View of Jerusalem from Dominus Flevit Church on the Mount of Olives

Like so many of us, we are having Sunday morning Bible classes and worship online this Holy Week. In our class meeting at “virtual” First-Baptist-Abilene this morning, we were imagining what it would have been like to be in Jerusalem on the first Palm Sunday.

My colleague Ken Lyle suggested to us that in a surprising way, this Holy Week may be for us more like the first Holy Week than ever before. This year, many of the normal securities we take for granted have been stripped away, and we are a bit more like folks in first-century Jerusalem, most of whom lived subsistence lives of little material security – without medical protection from diseases, unable to obtain many basic necessities, fearful of ever-present dangers in a world that often feels out of control. These realities have now drawn near our lives.

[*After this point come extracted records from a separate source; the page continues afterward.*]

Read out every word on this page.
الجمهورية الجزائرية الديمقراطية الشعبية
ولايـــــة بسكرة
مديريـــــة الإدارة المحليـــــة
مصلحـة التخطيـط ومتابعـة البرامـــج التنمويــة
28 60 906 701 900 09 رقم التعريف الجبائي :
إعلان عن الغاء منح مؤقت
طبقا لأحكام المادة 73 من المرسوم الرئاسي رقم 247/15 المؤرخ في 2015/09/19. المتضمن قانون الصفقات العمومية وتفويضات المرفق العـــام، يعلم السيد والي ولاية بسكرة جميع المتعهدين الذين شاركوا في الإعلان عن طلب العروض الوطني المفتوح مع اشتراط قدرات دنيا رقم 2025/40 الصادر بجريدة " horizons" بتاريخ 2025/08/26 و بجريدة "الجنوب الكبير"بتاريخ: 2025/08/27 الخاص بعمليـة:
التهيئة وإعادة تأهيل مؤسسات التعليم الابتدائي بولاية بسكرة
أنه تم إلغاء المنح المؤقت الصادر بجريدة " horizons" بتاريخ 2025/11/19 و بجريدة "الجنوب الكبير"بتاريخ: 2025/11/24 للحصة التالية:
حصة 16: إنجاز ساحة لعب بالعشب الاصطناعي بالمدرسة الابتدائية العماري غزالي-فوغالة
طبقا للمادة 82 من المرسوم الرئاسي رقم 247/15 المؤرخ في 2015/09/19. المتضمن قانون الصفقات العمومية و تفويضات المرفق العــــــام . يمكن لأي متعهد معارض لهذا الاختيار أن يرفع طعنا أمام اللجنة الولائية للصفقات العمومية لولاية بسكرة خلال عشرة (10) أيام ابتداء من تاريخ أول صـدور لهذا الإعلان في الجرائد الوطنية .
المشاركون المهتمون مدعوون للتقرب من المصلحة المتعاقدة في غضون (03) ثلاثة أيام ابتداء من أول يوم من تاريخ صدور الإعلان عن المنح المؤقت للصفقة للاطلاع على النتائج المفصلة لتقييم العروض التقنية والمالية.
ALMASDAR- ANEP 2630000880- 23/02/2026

And for us, just like the first Palm Sunday, Jesus rides into our socially-distant world on a donkey, coming humbly as the king who reigns with gentleness and forgiveness, who woos rather than dominates, who heals the sick and broken, who rebukes religious hypocrisy, who refuses well-worn political solutions, who drives the greedy from sacred spaces, who welcomes the songs of children and stones, who invites us to experience the “visitation of the Lord” (Lk 19:44). 

May we, in this frightening time, find hope in him and imitate the expectant crowds on the first Palm Sunday, singing the prayer: Hosanna = Save Us!

In the spirit of that prayer we live this Holy Week in a world turned upside down. Living not with certainty, but with hope in the humble king who never abandons us, but is ever riding into our lives with grace – with exactly the quantity of grace we need for this day.